Today, China and Thailand have been overtaken by Singapore as a lead investor. Together, Singapore and China account for more than half of the foreign investment, followed by Thailand and Hong Kong.
CMEC long in the making
Although China’s BRI and the China-Myanmar Economic Corridor (CMEC) have piqued interest and are in the spotlight, they have been around—only weren’t called so.
In 2008, much before the world knew what the BRI was, China and Myanmar signed an agreement to build the 771-km long oil pipeline from Myanmar’s west coast to Ruili, Yunnan (province), operational since 2017. Myanmar-China 793-km gas pipeline, parallel to the oil pipeline, runs from Kyaukphyu to Ruili, operational since 2013. Myanmar joined the BRI formally in 2018, signing a 15-point MoU establishing the CMEC.
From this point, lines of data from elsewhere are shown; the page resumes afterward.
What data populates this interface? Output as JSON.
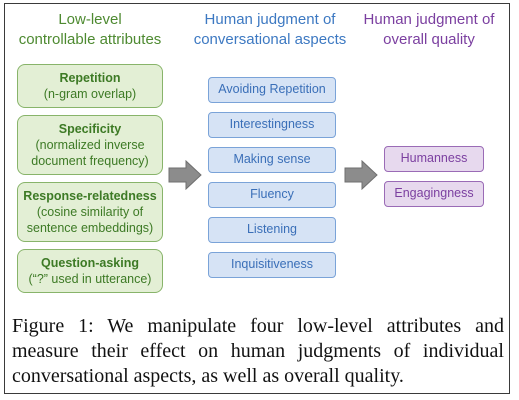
{
  "columns": {
    "attributes_title": [
      "Low-level",
      "controllable attributes"
    ],
    "aspects_title": [
      "Human judgment of",
      "conversational aspects"
    ],
    "quality_title": [
      "Human judgment of",
      "overall quality"
    ]
  },
  "attributes": [
    {
      "title": "Repetition",
      "desc": [
        "(n-gram overlap)"
      ]
    },
    {
      "title": "Specificity",
      "desc": [
        "(normalized inverse",
        "document frequency)"
      ]
    },
    {
      "title": "Response-relatedness",
      "desc": [
        "(cosine similarity of",
        "sentence embeddings)"
      ]
    },
    {
      "title": "Question-asking",
      "desc": [
        "(“?” used in utterance)"
      ]
    }
  ],
  "aspects": [
    "Avoiding Repetition",
    "Interestingness",
    "Making sense",
    "Fluency",
    "Listening",
    "Inquisitiveness"
  ],
  "quality": [
    "Humanness",
    "Engagingness"
  ],
  "caption": "Figure 1: We manipulate four low-level attributes and measure their effect on human judgments of individual conversational aspects, as well as overall quality.",
  "colors": {
    "green": "#4e8a31",
    "blue": "#3d79c2",
    "purple": "#7b3fa0",
    "arrow": "#8c8c8c"
  }
}
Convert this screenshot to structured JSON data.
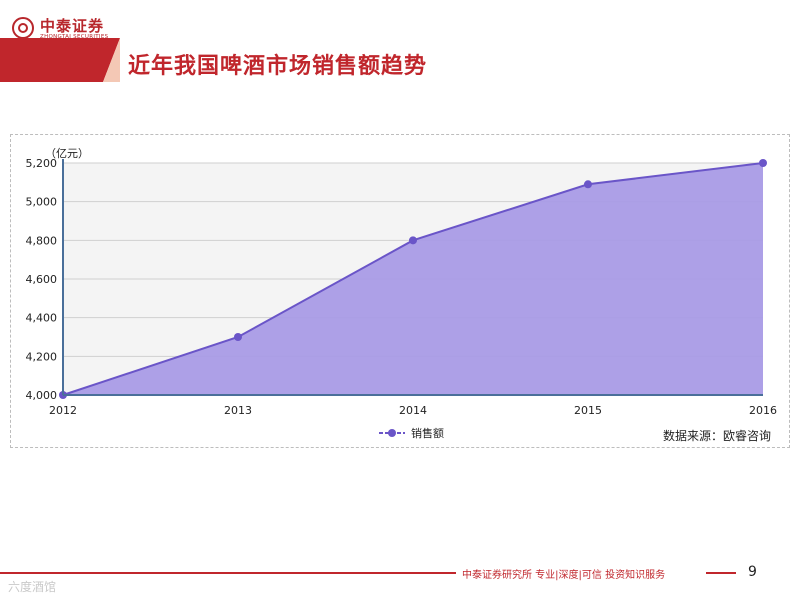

China’s plans in Myanmar appear to have been re-framed and re-jigged as the BRI and the CMEC—panned out with components such as the Kyaukphyu Special Economic Zone (SEZ), the China-Myanmar Border Economic Cooperation Zone and the real estate project in Yangon, the New Yangon City Project.
China has long been seeking access to the Indian Ocean via the Bay of Bengal, a “gateway to the Indian Ocean” bypassing the Strait of Malacca. This explains China’s interest in the Kyaukphyu deep sea project, which is part of the Kyaukphyu SEZ led by China’s CITIC Group Corporation and backed by Thailand’s Charoen Pokphand Group. China has much at stake as the port will enable (landlocked) south China access the Indian Ocean. There is a railway project on the cards, too, linking Mandalay to the border town of Muse.
In 2011, Myanmar suspended China-backed Myitsone Dam project on the Irrawaddy River because of popular protests. Farmers and public have protested against China-backed projects, including the oil pipeline and a mining project. The Kyaukphyu port and SEZ are likely to be cleared, but after the necessary environmental and social impact assessments (EIA and SIA).
That China is an old player but one making the best use of the opportunity that the Rohingya issue has wrought on Myanmar is a foregone conclusion. But irrespective of India’s Look East, US sanctions or UK sanctions in Myanmar, China has been out there in Myanmar, parked with a consistent policy and focus—backed by economic muscle.
Although China-Myanmar relations look rosy, it may still be premature to jump to conclusions about Myanmar in China’s orbit. For Myanmar reeling under the Rohingya issue and China, it is business as usual, where, as the adage goes, nothing is a done deal, until it is done.